An essential but missing component in our understanding of microbial interactions leading to coal bed methane (CBM) formation lies in the relationship between coal and coal-adhering microorganisms. Here, we explored the influence of surface physico-chemistry on the microbial cell attachment on coal, utilising a known coal-oxidising bacterium P. fluorescens Pf-5 as a model. Based on the interfacial free energy of adhesion calculation and direct observation of cell adhesion on coal, natural lignite and subbituminous coals offered the most conducive surface for cell attachment driven by favourable hydrophobic and acid-base interactions.

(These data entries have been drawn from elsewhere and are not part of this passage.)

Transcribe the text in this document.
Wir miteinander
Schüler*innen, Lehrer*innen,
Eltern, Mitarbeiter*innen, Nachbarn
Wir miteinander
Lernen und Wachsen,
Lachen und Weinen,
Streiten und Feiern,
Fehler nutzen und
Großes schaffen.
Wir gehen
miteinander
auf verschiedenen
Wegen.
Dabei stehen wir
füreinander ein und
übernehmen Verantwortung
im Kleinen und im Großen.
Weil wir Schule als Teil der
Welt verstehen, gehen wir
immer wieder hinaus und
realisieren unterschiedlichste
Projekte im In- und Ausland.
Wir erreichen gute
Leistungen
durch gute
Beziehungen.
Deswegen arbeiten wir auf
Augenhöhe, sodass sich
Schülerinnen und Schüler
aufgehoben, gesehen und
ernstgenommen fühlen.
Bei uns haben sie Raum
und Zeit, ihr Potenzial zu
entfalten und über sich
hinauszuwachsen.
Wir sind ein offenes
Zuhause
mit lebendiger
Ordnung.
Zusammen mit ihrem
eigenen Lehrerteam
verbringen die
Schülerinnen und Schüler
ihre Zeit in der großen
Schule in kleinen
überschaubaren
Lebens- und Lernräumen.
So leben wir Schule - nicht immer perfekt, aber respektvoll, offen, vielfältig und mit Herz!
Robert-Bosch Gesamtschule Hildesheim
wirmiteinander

Coal pretreatments dramatically decreased coal surface hydrophobicity and increased its electron-donating potential (γ−), resulting in unfavourable interaction with cells that were hydrophilic and possessed high γ−. An exception to this was peroxide treatment, which maintained a low γ− of the coal surface and allowed favourable coal-cell interaction to occur. Cell colonisation on lignite appeared to be the strongest amongst all coal types, likely due to the relatively high van der Waals surface energy component that influence the adhesion strength in favourable cell-coal interactions. This would partly explain the higher methanogenic potential found in lignite compared to subbituminous coal in previous studies, as more adsorbed cells potentially lead to greater liberation of small organic compounds. Although our cell enumeration results generally correlated with the thermodynamic data, some exceptions were present that signify the biological role in cell-to-coal attachment and biofilm formation. Overall, these findings provide insights into the fundamental parameters that are involved in cell-coal adhesion dynamics at the molecular level.